Your model likely contains a large number of tables, many of which are related in some way. End users will want to create queries that return related data from different tables.
For instance, a retail company may have a table that lists products, product color, and product style, another table that lists brands and store locations, and another table that lists sales and net profit.
Say you want to create a list showing sales by product and brand; each of these columns is stored in a different table. To create the required list, there must be a logical relationship (a join) defined between all three of these tables.
These relationships are usually created by a matching a primary key column in one table (the 'owner side' of the join) to an identical foreign key column in another table (the 'inverse side' of the join). For example, the primary key column in the Products table may be 'Product Key'. If this same column exists as a foreign key in the Brands table and the Facts table, we can use it to create a join from Products to Brands and from Products to Facts.
The relationship diagram displays all the tables in the data model, and the relationships between the tables. By default, Pyramid uses heuristics to define relationships according to each table's primary key column.
The direction of each join is indicated by the icons at each end of the join:
: indicates that the join comes from this table; this is the primary table in the join, as it contains the primary key column.
: indicates that the join goes to this table; this is the foreign table in the join, as it contains the foreign key column.
You'll notice that Pyramid automatically adds joins to the model; this is done via heuristic algorithms called 'auto-relationships'. The heuristic model can be changed (you can select from three algorithms) or disabled, and joins can be deleted, added, or edited as required.
- Click here to learn about the heuristic models used for defining auto-relationships.
- Click here to learn more about joins, including join types, and adding, editing, and deleting joins.
- Click here to learn about join key columns.
Navigate the Relationship Diagram
Each table in the model is displayed as a widget in the diagram. Each table widget lists the columns in that table. The relationships between the tables are represented by the lines connecting them.
From the ribbon, you can use the tools grouped under Diagram (red highlight below) to rearrange the relationship diagram.
- Rearrange: if you've moved any tables around on the diagram, the Rearrange function will restore them to their original position on the canvas.
- Scale to Fit: scale the relationship diagram down to fit on the canvas.
- Expand All: expand all tables in the diagram.
- Collapse All: collapse all tables in the diagram.
- Connector Type: select the type of line that will connect joined tables. The default connector type is 'path', but can be changed to 'direct' (straight lines).
- Validate Joins: ensure that the joins are valid.
- Delete: delete the selected join.
Click on a widget's borders to show the properties for that table in the Properties panel (green arrow below).
- Click here to learn about table properties and editing table metadata.
Click a column to show its properties in the Properties panel (green arrow below).

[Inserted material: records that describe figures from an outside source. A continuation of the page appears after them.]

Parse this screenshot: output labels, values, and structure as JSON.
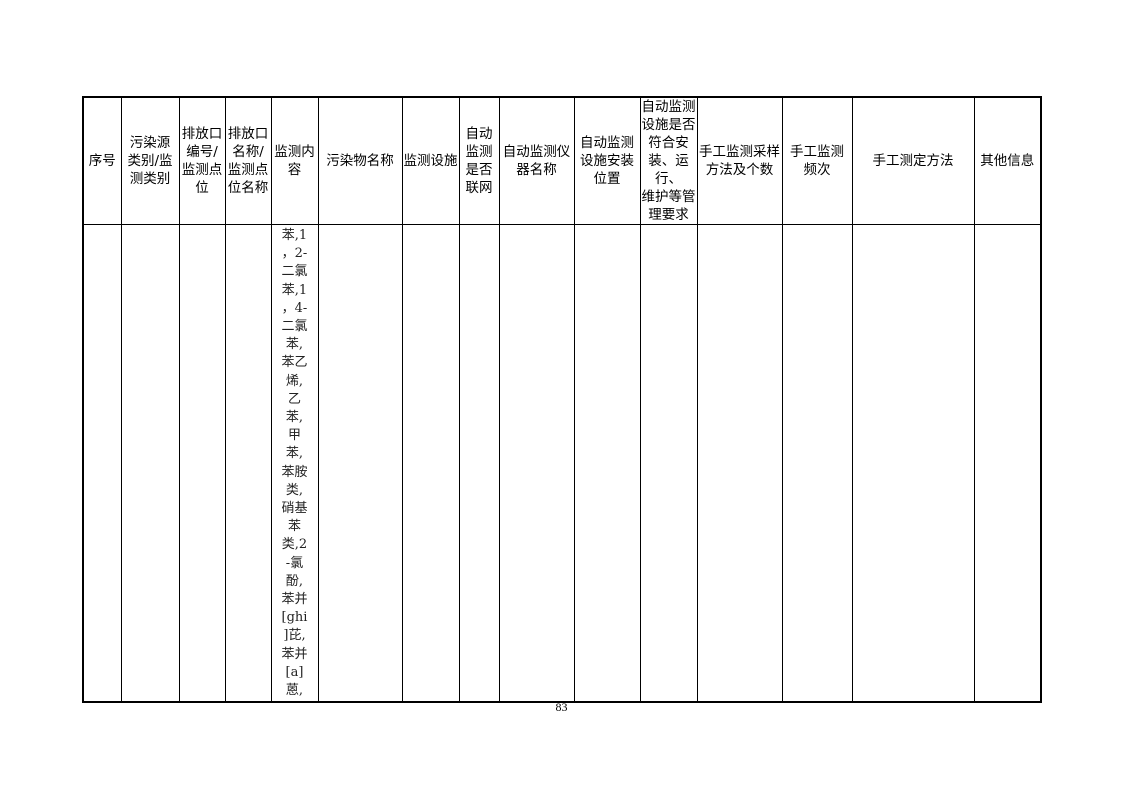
{
  "table": {
    "headers": [
      [
        "序号"
      ],
      [
        "污染源",
        "类别/监",
        "测类别"
      ],
      [
        "排放口",
        "编号/",
        "监测点",
        "位"
      ],
      [
        "排放口",
        "名称/",
        "监测点",
        "位名称"
      ],
      [
        "监测内",
        "容"
      ],
      [
        "污染物名称"
      ],
      [
        "监测设施"
      ],
      [
        "自动",
        "监测",
        "是否",
        "联网"
      ],
      [
        "自动监测仪",
        "器名称"
      ],
      [
        "自动监测",
        "设施安装",
        "位置"
      ],
      [
        "自动监测",
        "设施是否",
        "符合安",
        "装、运行、",
        "维护等管",
        "理要求"
      ],
      [
        "手工监测采样",
        "方法及个数"
      ],
      [
        "手工监测",
        "频次"
      ],
      [
        "手工测定方法"
      ],
      [
        "其他信息"
      ]
    ],
    "row": {
      "monitoring_content_lines": [
        "苯,1",
        "，2-",
        "二氯",
        "苯,1",
        "，4-",
        "二氯",
        "苯,",
        "苯乙",
        "烯,",
        "乙",
        "苯,",
        "甲",
        "苯,",
        "苯胺",
        "类,",
        "硝基",
        "苯",
        "类,2",
        "-氯",
        "酚,",
        "苯并",
        "[ghi",
        "]芘,",
        "苯并",
        "[a]",
        "蒽,"
      ]
    }
  },
  "page_number": "83"
}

- Click here to learn about columns.
To resize a table, click on it, then use the small white boxes that appear (see image above) to resize as needed.
Toggle the table widget's arrows (red arrow below) to reverse the order of the columns.
Collapse and Expand
Toggle the expand/ collapse button (green arrow below) to collapse and expand the table.
Click a table widget's preview button (blue arrow below) to see a preview of that table in the Preview panel.
Left click on a join to open the Join Type context menu (red highlight below), and to simultaneously show the join in the Properties panel (green highlight below).
Left click on a join to delete it, switch the join direction, or validate the join.
A bidirectional join is used to enable the data to flow in both directions: the data can then flow from the primary table to the foreign table, and from the foreign table to the primary table. This allows users to aggregate a dimension column by a measure. This is in contrast to a typical unidirectional join, where the measure is aggregated by the dimension.
Bidirectional joins are typically not needed, as the database tends to be built with the relationships in mind. Users should take care when adding bidirectional joins, as they affect the aggregation of measures in the query.
Many to Many Joins
When the relationship between the primary and foreign tables is "one-to-many" and doesn't validate due to duplications of unique keys it will replace the relationship to a many-to-many relation and as a result will be a valid connection (the user should understand his data and understand that it can be a many to many relationships).
Currently, this is the only usage of many to many joins, and combine it in the query engine in more meaningful ways.